生後15日以降の新生児には、フルコナゾールとして小児と同じ用量を48時間毎に投与する。
作用機序
フルコナゾールはトリアゾール系抗真菌薬に分類されます。
フルコナゾールは真菌細胞膜の主要構成成分であるエルゴステロールの合成を阻害して抗真菌作用を発揮します。
エルゴステロールの前駆体であるラノステロールまたはエブリコールの14α位の脱メチル化に関与する酵素(C-14α-ラノステロール脱メチル酵素)を阻害して、エルゴステロールの合成を阻害しています。
併用禁忌薬
フルコナゾールがCYP3A4を阻害することで、血中濃度が増加し、作用の増強や作用時間延長を引き起こすおそれがある。
・麦角アルカロイド
エルゴタミン(エルゴタミン酒石酸塩、ジヒドロエルゴタミンメシル酸塩)含有製剤(クリアミン配合錠、ジヒデルゴット)
アゾール系抗真菌薬がこれらの薬剤の代謝酵素(CYP3A4)を阻害することで、血中濃度が増加し、麦角中毒を引き起こすおそれがある。
・ピモジド(オーラップ)
フルコナゾールがこれらの薬剤の代謝酵素(CYP3A4)を阻害することで、血中濃度が増加し、QT延長、torsades de pointesを引き起こすおそれがある。

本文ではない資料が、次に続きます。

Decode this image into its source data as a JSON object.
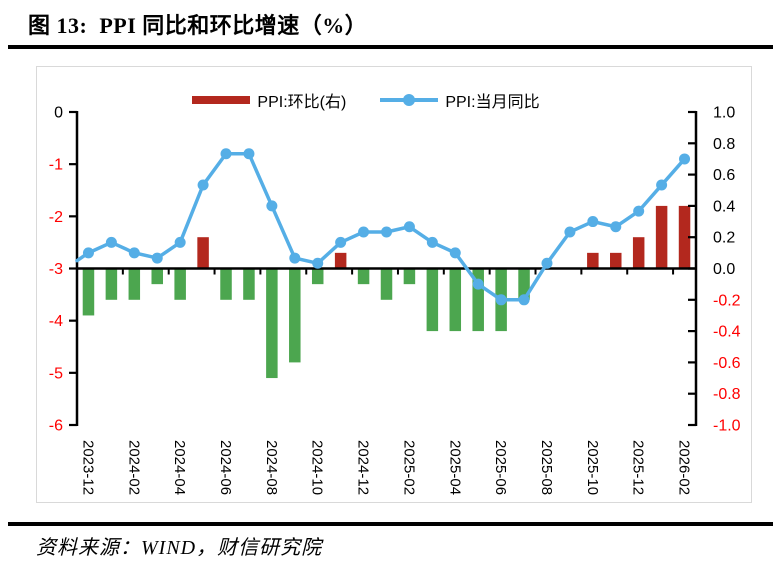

・アスナプレビル含有製剤(スンベプラ、ジメンシー配合錠)
フルコナゾールがこれらの薬剤の代謝酵素であるCYP3Aを阻害し、血中濃度が増加して肝胆道系の副作用が発現し、また重症化するおそれがある。
・アゼルニジピン含有製剤(カルブロック、レザルタス配合錠)
フルコナゾールがこれらの薬剤の主たる代謝酵素のCYP3A4を阻害することで、血中濃度が増加することがある。
・ロミタピド(ジャクスタピッド)
フルコナゾールがこれらの薬剤の主たる代謝酵素のCYP3A4を阻害することで、血中濃度が増加することがある。
・ブロナンセリン(ロナセン)
フルコナゾールがこれらの薬剤の主たる代謝酵素のCYP3A4を阻害することで、血中濃度が増加することがある。
腎機能に応じた用量調節
フルコナゾールの未変化体の尿中排泄率は約70%であり大部分が腎臓から排泄される腎排泄型の薬剤です。
腎障害患者では用量調節が必要になります。
Ccr>50 通常用量
Ccr≦50(透析患者を除く) 半量
透析患者 透析終了後に通常用量
血液透析により約50%近くが除去されます。
カンジダ属に起因する腟炎及び外陰腟炎患者に1回投与する場合は、用量調整の必要はありません。